Weingut Sohns (Geisenheim - Rheingau/Deutschland)

  • Weißburgunder - Geisenheimer Mönchspfad "Excellence" 2014:

Das Familienweingut liegt nur wenige Gehminuten von der berühmten Geisenheimer Weinbau Hochschule entfernt. Die Familie Sohns legt größten Wert auf, authentische Weine mit Charakter und Eigenständigkeit. Die Grundlagen dafür werden bereits in den Weingärten geschaffen. Nachhaltige, schonende Bewirtschaftung, konsequente Begrünung und eine entsprechende Mengenreduktion, gelten bei der Familie Sohns als Selbstverständlichkeit. Die Arbeit im Keller ist von einer perfekten Kombination aus Tradition und technologischem Wissen geprägt. Dieser Arbeitsweise und dem pfleglichen Umgang mit allen natürlichen Ressourcen entspringen jedes Jahr gebiets- und sortentypische Weine mit individueller Sohns-Handschrift.

Die tiefgründigen Löss- und Lehmböden am Mönchspfad bieten den Weißburgunder Reben die Möglichkeit tief zu wurzeln, so dass vor allem auch in trockenen Jahren, saftig reifes Traubenmaterial entstehen kann. 

Ein anmutigendes, mittelkräftiges Goldgelb mit schimmernden Reflexen schmeichelt dem Betrachter. Kräftige Schlieren am Glasrand lassen Extraktreichtum vermuten. Diese Vermutung bestätigt sich sofort beim ersten Geruchstest. Reifes Steinobst, gelbe Früchte, ein Hauch von Pomelo und etwas Exotik mit nussigen Anklängen; alle Komponenten fein verwoben zu einer kompakten Einheit. Am Gaumen dicht, finessenreich, elegant und frech zugleich, mit perfektem Frucht-Säurespiel. Der lange Abgang ist gut strukturiert mit einigen charmanten Ecken und Kanten. Der Nachklang vermittelt harmonische Lebendigkeit und die Gewissheit, herrlichen Wein mit sehr hohem Genußfaktor im Glas zu haben.

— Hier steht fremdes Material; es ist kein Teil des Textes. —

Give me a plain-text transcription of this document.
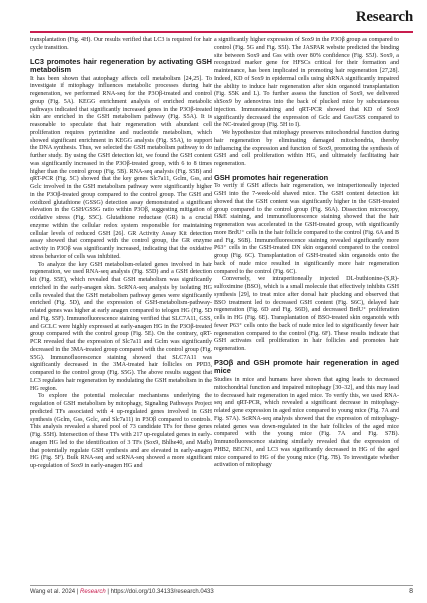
Research

transplantation (Fig. 4H). Our results verified that LC3 is required for hair cycle transition.

LC3 promotes hair regeneration by activating GSH metabolism

It has been shown that autophagy affects cell metabolism [24,25]. To investigate if mitophagy influences metabolic processes during hair regeneration, we performed RNA-seq for the P3Oβ-treated and control group (Fig. 5A). KEGG enrichment analysis of enriched metabolic pathways indicated that significantly increased genes in the P3Oβ-treated skin are enriched in the GSH metabolism pathway (Fig. S5A). It is reasonable to speculate that hair regeneration with abundant cell proliferation requires pyrimidine and nucleotide metabolism, which showed significant enrichment in KEGG analysis (Fig. S5A), to support the DNA synthesis. Thus, we selected the GSH metabolism pathway to do further study. By using the GSH detection kit, we found the GSH content was significantly increased in the P3Oβ-treated group, with 6 to 8 times higher than the control group (Fig. 5B). RNA-seq analysis (Fig. S5B) and qRT-PCR (Fig. 5C) showed that the key genes Slc7a11, Gclm, Gss, and Gclc involved in the GSH metabolism pathway were significantly higher in the P3Oβ-treated group compared to the control group. The GSH and oxidized glutathione (GSSG) detection assay demonstrated a significant elevation in the GSH/GSSG ratio within P3Oβ, suggesting mitigation of oxidative stress (Fig. S5C). Glutathione reductase (GR) is a crucial enzyme within the cellular redox system responsible for maintaining cellular levels of reduced GSH [26]. GR Activity Assay Kit detection assay showed that compared with the control group, the GR enzyme activity in P3Oβ was significantly increased, indicating that the oxidative stress behavior of cells was inhibited.

To analyze the key GSH metabolism-related genes involved in hair regeneration, we used RNA-seq analysis (Fig. S5D) and a GSH detection kit (Fig. S5E), which revealed that GSH metabolism was significantly enriched in the early-anagen skin. ScRNA-seq analysis by isolating HG cells revealed that the GSH metabolism pathway genes were significantly enriched (Fig. 5D), and the expression of GSH-metabolism-pathway-related genes was higher at early anagen compared to telogen HG (Fig. 5D and Fig. S5F). Immunofluorescence staining verified that SLC7A11, GSS, and GCLC were highly expressed at early-anagen HG in the P3Oβ-treated group compared with the control group (Fig. 5E). On the contrary, qRT-PCR revealed that the expression of Slc7a11 and Gclm was significantly decreased in the 3MA-treated group compared with the control group (Fig. S5G). Immunofluorescence staining showed that SLC7A11 was significantly decreased in the 3MA-treated hair follicles on PPD3, compared to the control group (Fig. S5G). The above results suggest that LC3 regulates hair regeneration by modulating the GSH metabolism in the HG region.

To explore the potential molecular mechanisms underlying the regulation of GSH metabolism by mitophagy, Signaling Pathways Project predicted TFs associated with 4 up-regulated genes involved in GSH synthesis (Gclm, Gss, Gclc, and Slc7a11) in P3Oβ compared to controls. This analysis revealed a shared pool of 73 candidate TFs for these genes (Fig. S5H). Intersection of these TFs with 217 up-regulated genes in early-anagen HG led to the identification of 3 TFs (Sox9, Bhlhe40, and Mafb) that potentially regulate GSH synthesis and are elevated in early-anagen HG (Fig. 5F). Bulk RNA-seq and scRNA-seq showed a more significant up-regulation of Sox9 in early-anagen HG and

a significantly higher expression of Sox9 in the P3Oβ group as compared to control (Fig. 5G and Fig. S5I). The JASPAR website predicted the binding site between Sox9 and Gss with over 80% confidence (Fig. S5J). Sox9, a recognized marker gene for HFSCs critical for their formation and maintenance, has been implicated in promoting hair regeneration [27,28]. Indeed, KD of Sox9 in epidermal cells using shRNA significantly impaired the ability to induce hair regeneration after skin organoid transplantation (Fig. S5K and L). To further assess the function of Sox9, we delivered shSox9 by adenovirus into the back of plucked mice by subcutaneous injection. Immunostaining and qRT-PCR showed that KD of Sox9 significantly decreased the expression of Gclc and Gss/GSS compared to the NC-treated group (Fig. 5H to I).

We hypothesize that mitophagy preserves mitochondrial function during hair regeneration by eliminating damaged mitochondria, thereby influencing the expression and function of Sox9, promoting the synthesis of GSH and cell proliferation within HG, and ultimately facilitating hair regeneration.

GSH promotes hair regeneration

To verify if GSH affects hair regeneration, we intraperitoneally injected GSH into the 7-week-old shaved mice. The GSH content detection kit showed that the GSH content was significantly higher in the GSH-treated group compared to the control group (Fig. S6A). Dissection microscopy, H&E staining, and immunofluorescence staining showed that the hair regeneration was accelerated in the GSH-treated group, with significantly more BrdU⁺ cells in the hair follicle compared to the control (Fig. 6A and B and Fig. S6B). Immunofluorescence staining revealed significantly more P63⁺ cells in the GSH-treated DN skin organoid compared to the control group (Fig. 6C). Transplantation of GSH-treated skin organoids onto the back of nude mice resulted in significantly more hair regeneration compared to the control (Fig. 6C).

Conversely, we intraperitoneally injected DL-buthionine-(S,R)-sulfoximine (BSO), which is a small molecule that effectively inhibits GSH synthesis [29], to treat mice after dorsal hair plucking and observed that BSO treatment led to decreased GSH content (Fig. S6C), delayed hair regeneration (Fig. 6D and Fig. S6D), and decreased BrdU⁺ proliferation cells in HG (Fig. 6E). Transplantation of BSO-treated skin organoids with fewer P63⁺ cells onto the back of nude mice led to significantly fewer hair regeneration compared to the control (Fig. 6F). These results indicate that GSH activates cell proliferation in hair follicles and promotes hair regeneration.

P3Oβ and GSH promote hair regeneration in aged mice

Studies in mice and humans have shown that aging leads to decreased mitochondrial function and impaired mitophagy [30–32], and this may lead to decreased hair regeneration in aged mice. To verify this, we used RNA-seq and qRT-PCR, which revealed a significant decrease in mitophagy-related gene expression in aged mice compared to young mice (Fig. 7A and Fig. S7A). ScRNA-seq analysis showed that the expression of mitophagy-related genes was down-regulated in the hair follicles of the aged mice compared with the young mice (Fig. 7A and Fig. S7B). Immunofluorescence staining similarly revealed that the expression of PHB2, BECN1, and LC3 was significantly decreased in HG of the aged mice compared to HG of the young mice (Fig. 7B). To investigate whether activation of mitophagy

Wang et al. 2024 | Research | https://doi.org/10.34133/research.0433	8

Der Wein befindet sich zurzeit auf mittlerer Trinkreife, mit sehr gutem Entwicklungs- und mittelfristigem Lagerpotential.



Fazit: Jeder dieser drei Weine entspricht unverkennbar dem Sortenbild Weißburgunder und doch hat jeder seine eigenständige Persönlichkeit, die ihn unverwechselbar und einzigartig macht, absolut löbliche Eigenschaften, die dem Mainstream leider abhanden gekommen sind.